One issue that will inevitably be discussed during the Summit will be cross-border connections, an issue that was already addressed last September during the fourteenth meeting of the Spanish-Portuguese Commission for Cross-Border Cooperation.
Last July, the Portuguese Minister of Infrastructures, Pedro Nuno Santos, declared that the Viana do Castelo meeting could be the “ideal moment” to announce the high-speed train projects between Portugal and Galicia. For her part, the Spanish Minister of Transport, Raquel Sanchez, recently assured that the Government intends to ratify at the Summit its commitment to the Southern Exit of Vigo for the high-speed train. The Xunta de Galicia has requested that the high-speed train between Vigo and Oporto, which would link up with the Lisbon-Oporto Atlantic axis planned by Lisbon, be promoted through this exit. Likewise, Castilla y León is interested in promoting the connection between Bragança and the Sanabria high-speed train station, and Portugal is moving forward with the high-speed train works in the Evora-Elvas section to link with Badajoz, in Extremadura.
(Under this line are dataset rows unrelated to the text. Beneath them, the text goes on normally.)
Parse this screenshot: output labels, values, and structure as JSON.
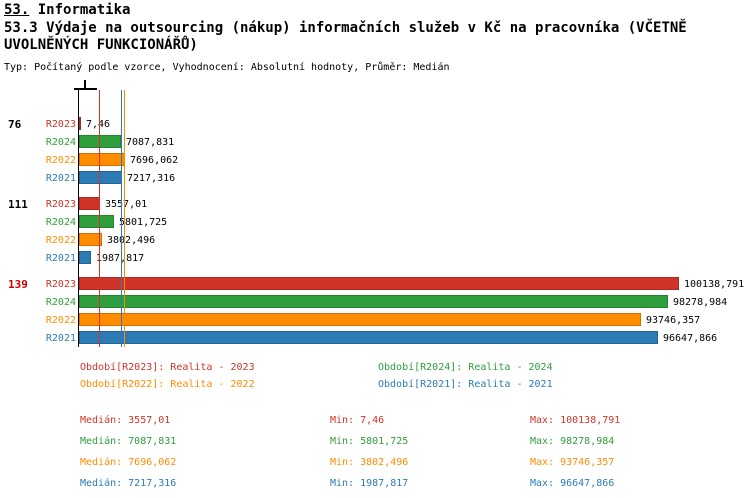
{
  "header": {
    "section_number": "53.",
    "section_name": " Informatika"
  },
  "colors": {
    "R2023": "#d03428",
    "R2024": "#2f9e3c",
    "R2022": "#ff8c00",
    "R2021": "#2d7bb5",
    "axis": "#000000",
    "group_label_highlight": "#cc0000"
  },
  "chart_data": {
    "type": "bar",
    "orientation": "horizontal",
    "title": "53.3 Výdaje na outsourcing (nákup) informačních služeb v Kč na pracovníka (VČETNĚ UVOLNĚNÝCH FUNKCIONÁŘŮ)",
    "subtitle": "Typ: Počítaný podle vzorce, Vyhodnocení: Absolutní hodnoty, Průměr: Medián",
    "xlim": [
      0,
      100138.791
    ],
    "grid": "median-lines-only",
    "legend_position": "bottom",
    "series_order": [
      "R2023",
      "R2024",
      "R2022",
      "R2021"
    ],
    "groups": [
      {
        "label": "76",
        "label_color": "#000000",
        "values": {
          "R2023": 7.46,
          "R2024": 7087.831,
          "R2022": 7696.062,
          "R2021": 7217.316
        },
        "value_labels": {
          "R2023": "7,46",
          "R2024": "7087,831",
          "R2022": "7696,062",
          "R2021": "7217,316"
        }
      },
      {
        "label": "111",
        "label_color": "#000000",
        "values": {
          "R2023": 3557.01,
          "R2024": 5801.725,
          "R2022": 3802.496,
          "R2021": 1987.817
        },
        "value_labels": {
          "R2023": "3557,01",
          "R2024": "5801,725",
          "R2022": "3802,496",
          "R2021": "1987,817"
        }
      },
      {
        "label": "139",
        "label_color": "#cc0000",
        "values": {
          "R2023": 100138.791,
          "R2024": 98278.984,
          "R2022": 93746.357,
          "R2021": 96647.866
        },
        "value_labels": {
          "R2023": "100138,791",
          "R2024": "98278,984",
          "R2022": "93746,357",
          "R2021": "96647,866"
        }
      }
    ],
    "medians": {
      "R2023": 3557.01,
      "R2024": 7087.831,
      "R2022": 7696.062,
      "R2021": 7217.316
    }
  },
  "legend": [
    {
      "series": "R2023",
      "text": "Období[R2023]: Realita - 2023",
      "color": "#d03428"
    },
    {
      "series": "R2024",
      "text": "Období[R2024]: Realita - 2024",
      "color": "#2f9e3c"
    },
    {
      "series": "R2022",
      "text": "Období[R2022]: Realita - 2022",
      "color": "#ff8c00"
    },
    {
      "series": "R2021",
      "text": "Období[R2021]: Realita - 2021",
      "color": "#2d7bb5"
    }
  ],
  "stats": [
    {
      "series": "R2023",
      "color": "#d03428",
      "median": "Medián: 3557,01",
      "min": "Min: 7,46",
      "max": "Max: 100138,791"
    },
    {
      "series": "R2024",
      "color": "#2f9e3c",
      "median": "Medián: 7087,831",
      "min": "Min: 5801,725",
      "max": "Max: 98278,984"
    },
    {
      "series": "R2022",
      "color": "#ff8c00",
      "median": "Medián: 7696,062",
      "min": "Min: 3802,496",
      "max": "Max: 93746,357"
    },
    {
      "series": "R2021",
      "color": "#2d7bb5",
      "median": "Medián: 7217,316",
      "min": "Min: 1987,817",
      "max": "Max: 96647,866"
    }
  ]
}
In addition, the Summit will discuss the Spanish-Portuguese Iberian Center for Energy Storage Research in Cáceres, which is expected to be operational by the end of 2023, and the creation of the Cross-border Worker Statute between Spain and Portugal, as agreed at the Trujillo Summit, will be addressed.
In addition, the two governments will address cross-border tourism and the development of a shared cultural agenda. The Summit could also discuss issues such as digital connectivity along the border, especially in rural areas; the creation of an Iberian “healthy food” brand by unifying the Alimentos de España and Produtos Tradicionais Portugueses brands; and the updating of the Albufeira Convention, which regulates the course of common rivers.
The Iberian mechanism
Inevitably, during the Summit, the European agenda will be discussed and, most probably, the leaders of the two countries will address the creation of a common front so that the Iberian Peninsula ceases to be an “energy island”. Recently, Sánchez and Costa obtained the support of the German Chancellor, Olaf Scholz, in favor of energy interconnections with the rest of the EU through the Pyrenees and, last Friday, the two Iberian leaders reached an agreement in Brussels with the President of France, Emmanuel Macron, for the implementation of an underwater gas pipeline between Barcelona and Marseille (BarMar).
In any case, the Summit comes at a time of special complicity between the two countries on account of the debate generated in the EU by the need to put an end to energy dependence on Russia and by the increase in electricity prices. Since June 15, Spain and Portugal have been governed by the so-called “Iberian mechanism”, which allows a ceiling of 40 euros per megawatt/hour to be set on the price of gas used to produce electricity.
The application of this mechanism was made possible after the European Council of March 25 approved the right of the two Iberian countries to manage their own reference gas prices for combined cycle power plants, in view of the “energy island” nature of the peninsula due to its very low interconnection with the European energy market. On October 21, the Heads of State and Government of the 27 agreed, at the European Council in Brussels, on a series of measures which, according to Pedro Sánchez, will make it possible “to extend the Iberian model, or something similar, to the rest of the EU, a mechanism which has already saved our consumers 2,900 million euros”.